New Delhi: An Indian researcher is aiming to explore the new and uncharted frontier of quantum materials and is working on a theoretical understanding of ‘strange metals’ related to high-temperature superconductors, an official statement said.
According to the Science and Technology Ministry statement, Subhro Bhattacharjee, Associate Professor at the International Centre for Theoretical Sciences, Bengaluru and recipient of the Swarnajayanti fellowship 2020-2021, is working to provide a generalised paradigm to understand the plethora of novel properties in quantum systems like collective behaviour of the many interacting electrons inside these materials dubbed electronic phases of matter.
They give rise to magnets, semiconductors and superconductors, due to subtle interplay of quantum mechanics and interaction between the electrons inside the material.
Very little is known about such phases, even though they form parent phases for some of the most novel and technologically useful forms of quantum matter.
Understanding such collective electronic behaviour forms one of the greatest challenges of our times and holds key to future technologies. In spite of its remarkable success, the current theoretical framework to describe collective electronic behaviour of such quantum materials has severe limitations and calls for fundamentally new ideas to capture the above interplay. This understanding is crucial today to harness advanced material properties based on their quantum nature.
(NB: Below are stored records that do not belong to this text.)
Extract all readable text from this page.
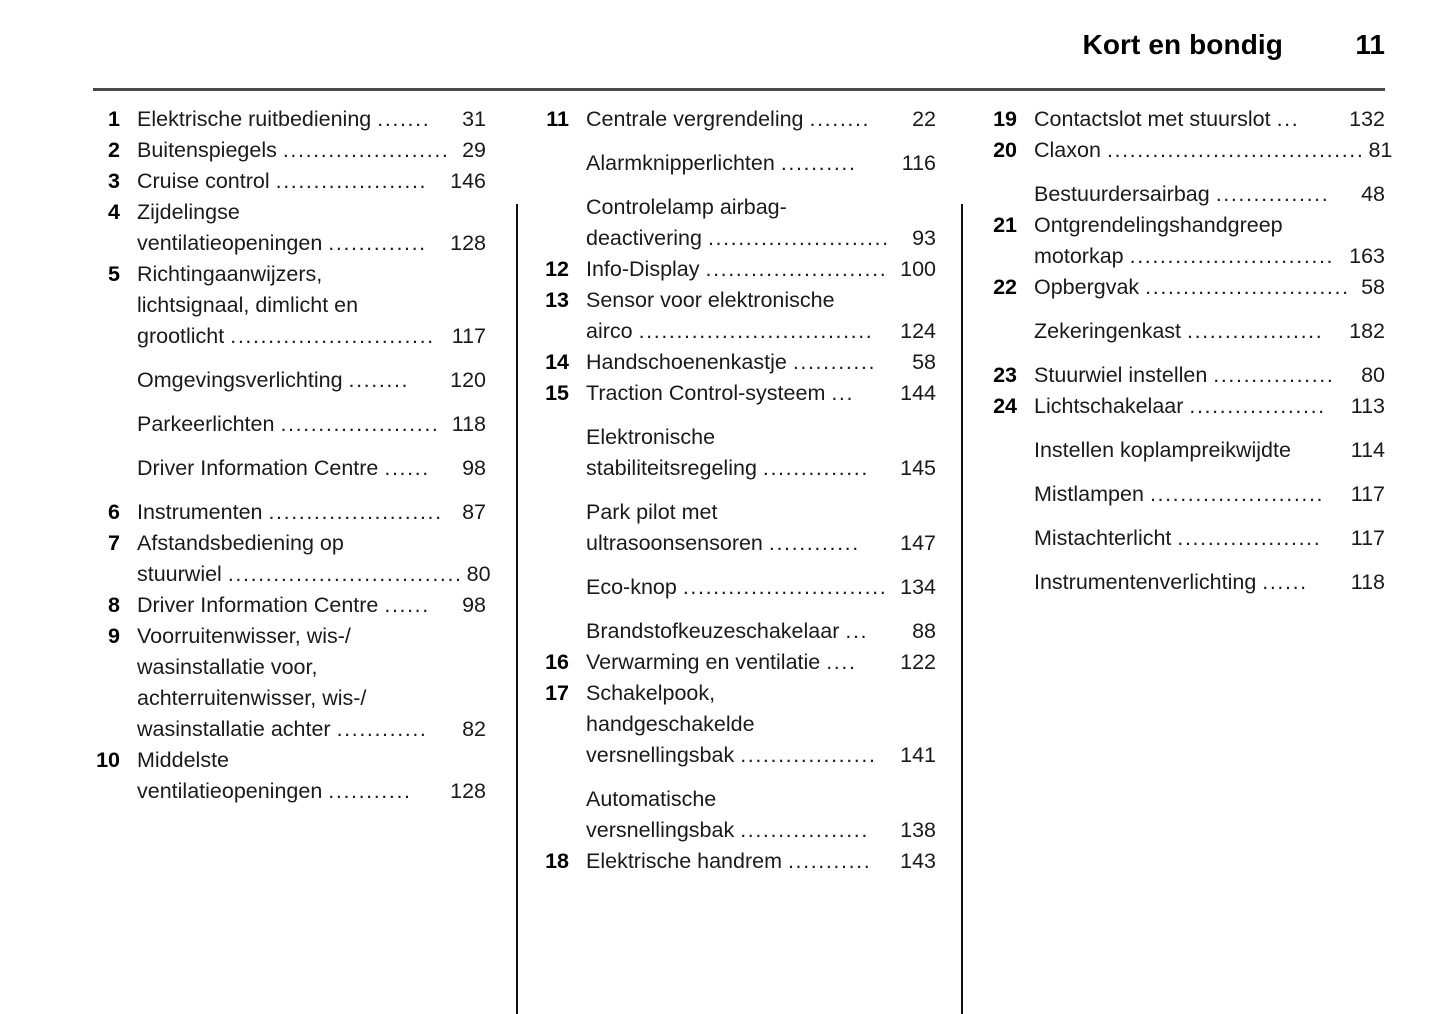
Kort en bondig	11
1 Elektrische ruitbediening .......	31
2 Buitenspiegels ...................... 29
3 Cruise control ....................	146
4 Zijdelingse
ventilatieopeningen .............	128
5 Richtingaanwijzers,
lichtsignaal, dimlicht en
grootlicht ........................... 117
Omgevingsverlichting ........	120
Parkeerlichten ..................... 118
Driver Information Centre ......	98
6 Instrumenten ....................... 87
7 Afstandsbediening op
stuurwiel ............................... 80
8 Driver Information Centre ......	98
9 Voorruitenwisser, wis-/
wasinstallatie voor,
achterruitenwisser, wis-/
wasinstallatie achter ............	82
10 Middelste
ventilatieopeningen ...........	128
11 Centrale vergrendeling ........	22
Alarmknipperlichten ..........	116
Controlelamp airbag-
deactivering ........................	93
12 Info-Display ........................ 100
13 Sensor voor elektronische
airco ...............................	124
14 Handschoenenkastje ...........	58
15 Traction Control-systeem ...	144
Elektronische
stabiliteitsregeling ..............	145
Park pilot met
ultrasoonsensoren ............	147
Eco-knop ........................... 134
Brandstofkeuzeschakelaar ...	88
16 Verwarming en ventilatie ....	122
17 Schakelpook,
handgeschakelde
versnellingsbak ..................	141
Automatische
versnellingsbak .................	138
18 Elektrische handrem ...........	143
19 Contactslot met stuurslot ...	132
20 Claxon .................................. 81
Bestuurdersairbag ...............	48
21 Ontgrendelingshandgreep
motorkap ........................... 163
22 Opbergvak ........................... 58
Zekeringenkast ..................	182
23 Stuurwiel instellen ................	80
24 Lichtschakelaar ..................	113
Instellen koplampreikwijdte	114
Mistlampen .......................	117
Mistachterlicht ...................	117
Instrumentenverlichting ......	118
Prof. Bhattacharjee’s research helps to provide a generalised paradigm to understanding the plethora of novel electronic properties in such quantum systems. The central question pertains to developing theoretical understanding of hitherto unknown collective electronic behaviour in materials beyond simple magnets, metals/semiconductors and superconductors.
“This research will help to bridge the gap between theory and experiments of these phases and provide key insights into the non-trivial role of quantum mechanics that shapes the correlated behaviour of electrons in these strange metals,” he said.
A rather bizarre phenomenon called quantum entanglement has been found to play the central role in stabilising these electronic phases of matter in many candidate materials around us. A remarkably counter-intuitive property of quantum entanglement compared to our everyday experience is its non-local nature. It is this precise aspect that allows for newer collective behaviours to emerge in electrons.
The fallouts are astonishing. It can lead to, among other things, technologically important surface metals in otherwise bulk electric insulators or help create quantum analogues of computing bits.
Bhattacharjee’s earlier studies, published in Physical Review, studied various aspects of quantum materials like topological phases of matter and their excitations as well as emergent electromagnetism in granular solids. Collectively, these efforts provide new insights and a step forward towards our understanding of novel basic properties of the nature around us and provide the basis of future technologies.